Sinodalità e teologia (per laici)

Nel cammino sinodale bisognerebbe puntare di più i riflettori sul "laicato della teologia". Quanti aspetti ormai trascurati potrebbero emergere dall'ombra?
12 Luglio 2022

Il cammino sinodale o, meglio, la riforma della chiesa in vista di una riscoperta del suo imprescindibile essere-sinodale, è ormai da più parti riconosciuto, instradato, istruito e avvalorato. Svariati interventi mettono in luce il carattere biblico-teologico della necessità di questa riforma, i suoi risvolti pastorali nelle parrocchie e nelle diocesi, nella considerazione delle diverse ministerialità laicali e specialmente delle donne, nella riformulazione (anche canonica) dei rapporti tra i diversi soggetti dell’unico popolo ecclesiale (pontefice, vescovi, presbiteri e laici). Voci autorevoli e impegnate, quindi, stanno cercando di comporre questo complesso mosaico, per dare nuova forma e vitalità alla chiesa nel suo annuncio evangelico.

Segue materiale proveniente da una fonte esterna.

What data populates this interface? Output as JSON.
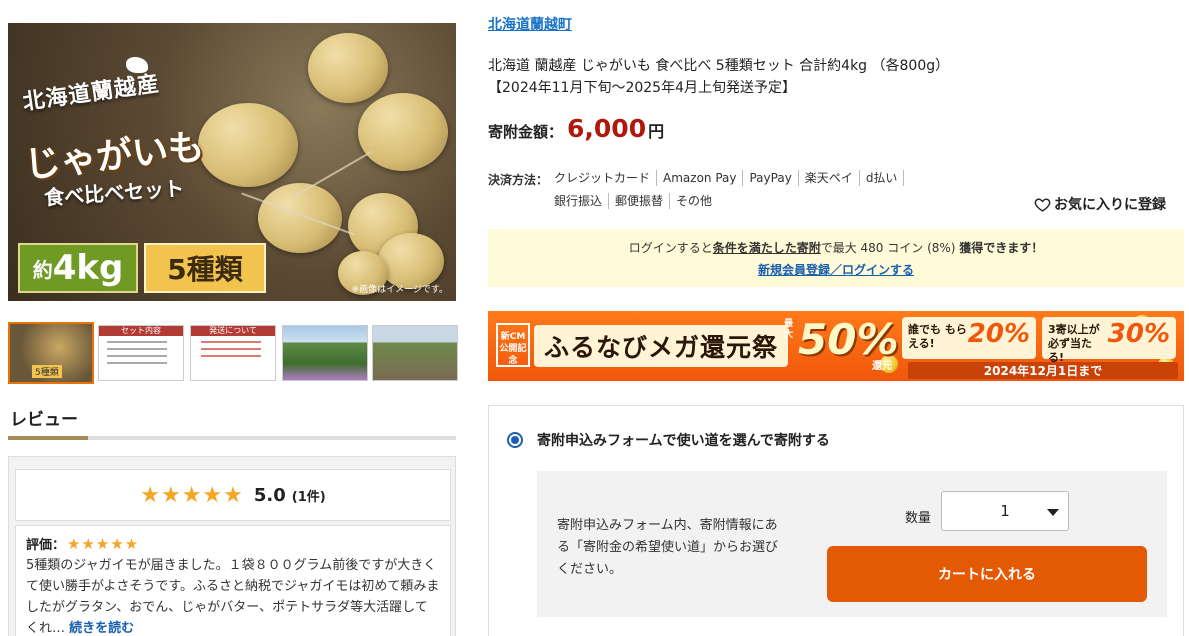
{
  "main_image": {
    "origin": "北海道蘭越産",
    "product": "じゃがいも",
    "subtitle": "食べ比べセット",
    "weight_prefix": "約",
    "weight": "4kg",
    "kinds": "5種類",
    "note": "※画像はイメージです。"
  },
  "thumbnails": [
    {
      "label": "5種類"
    },
    {
      "header": "セット内容"
    },
    {
      "header": "発送について"
    },
    {},
    {}
  ],
  "review": {
    "title": "レビュー",
    "stars": "★★★★★",
    "score": "5.0",
    "count": "(1件)",
    "card": {
      "rating_label": "評価：",
      "rating_stars": "★★★★★",
      "text": "5種類のジャガイモが届きました。１袋８００グラム前後ですが大きくて使い勝手がよさそうです。ふるさと納税でジャガイモは初めて頼みましたがグラタン、おでん、じゃがバター、ポテトサラダ等大活躍してくれ…",
      "read_more": "続きを読む"
    }
  },
  "product": {
    "town": "北海道蘭越町",
    "title_line1": "北海道 蘭越産 じゃがいも 食べ比べ 5種類セット 合計約4kg （各800g）",
    "title_line2": "【2024年11月下旬～2025年4月上旬発送予定】",
    "price_label": "寄附金額：",
    "price": "6,000",
    "price_unit": "円"
  },
  "payment": {
    "label": "決済方法：",
    "row1": [
      "クレジットカード",
      "Amazon Pay",
      "PayPay",
      "楽天ペイ",
      "d払い"
    ],
    "row2": [
      "銀行振込",
      "郵便振替",
      "その他"
    ]
  },
  "favorite": {
    "label": "お気に入りに登録"
  },
  "login_notice": {
    "text_a": "ログインすると",
    "text_b": "条件を満たした寄附",
    "text_c": "で最大 480 コイン (8%)",
    "text_d": "獲得できます！",
    "link": "新規会員登録／ログインする"
  },
  "banner": {
    "cm": "新CM 公開記念",
    "title": "ふるなびメガ還元祭",
    "max": "最大",
    "percent": "50%",
    "kangen": "還元",
    "box1_text": "誰でも もらえる!",
    "box1_pct": "20%",
    "box2_text": "3寄以上が 必ず当たる!",
    "box2_pct": "30%",
    "date": "2024年12月1日まで"
  },
  "donation_form": {
    "option_label": "寄附申込みフォームで使い道を選んで寄附する",
    "description": "寄附申込みフォーム内、寄附情報にある「寄附金の希望使い道」からお選びください。",
    "quantity_label": "数量",
    "quantity_value": "1",
    "cart_button": "カートに入れる"
  }
}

Questa riflessione, come una veloce pennellata in questo più grande quadro, desidera mettere l’accento su un ulteriore “soggetto ecclesiale”, spesso dimenticato e che invece richiederebbe a sua volta un radicale ripensamento, a sua volta invero decisivo per il volto sinodale della chiesa: il laicato della teologia. Con questa espressione intendo volontariamente riprendere e invertire i termini che (a partire dal Vaticano II) indicano un preciso ambito di ricerca che ha iniziato a ricevere maggiore attenzione. Non si tratta, quindi, di una «teologia del laicato» bensì di valorizzare il «laicato della teologia», uomini e donne impegnati in un serio percorso di studi (riconosciuto anche a livello statale) in Facoltà, Università o Studi teologici per approfondire la scienza teologica e mettersi al servizio della comunità ecclesiale.

L’impressione è che si sia instaurato un gap, difficile da colmare, tra il clero (formato o meno) visto come la “mente” che “sa” e può insegnare, e il laicato (formato o meno) visto come il “braccio” che con buona volontà si mette a disposizione e sempre deve imparare. Inutile nascondersi come questo divario (tralasciando la questione “storica” per cui i laici, fondamentalmente, si sono avvicinati alla teologia praticamente dal 1965 in avanti) dipenda in primis dallo stesso percorso di studi, talvolta visto come proibitivo per chi non ha la possibilità di dedicarsi totalmente allo studio e alla ricerca, vale a dire per chiunque abbia la necessità quanto prima di lavorare per costruirsi un futuro (una casa, un matrimonio, una famiglia…). Detto altrimenti, un percorso “a misura di celibato”. Un percorso che a sua volta (lo accenniamo soltanto) sembra offrire soltanto degli sbocchi altrettanto “a misura di celibato”. In questo senso, sono rarissime le figure stipendiate di laici o di laiche al servizio di una comunità parrocchiale o diocesana, e spesso si preferisce ricorrere ai presbiteri (già “stipendiati”) per insegnare nelle Facoltà, nei Seminari o anche solo per tenere qualche corso di formazione. Insomma, theologia (simul carmina) non dat panem (o almeno, non al laicato).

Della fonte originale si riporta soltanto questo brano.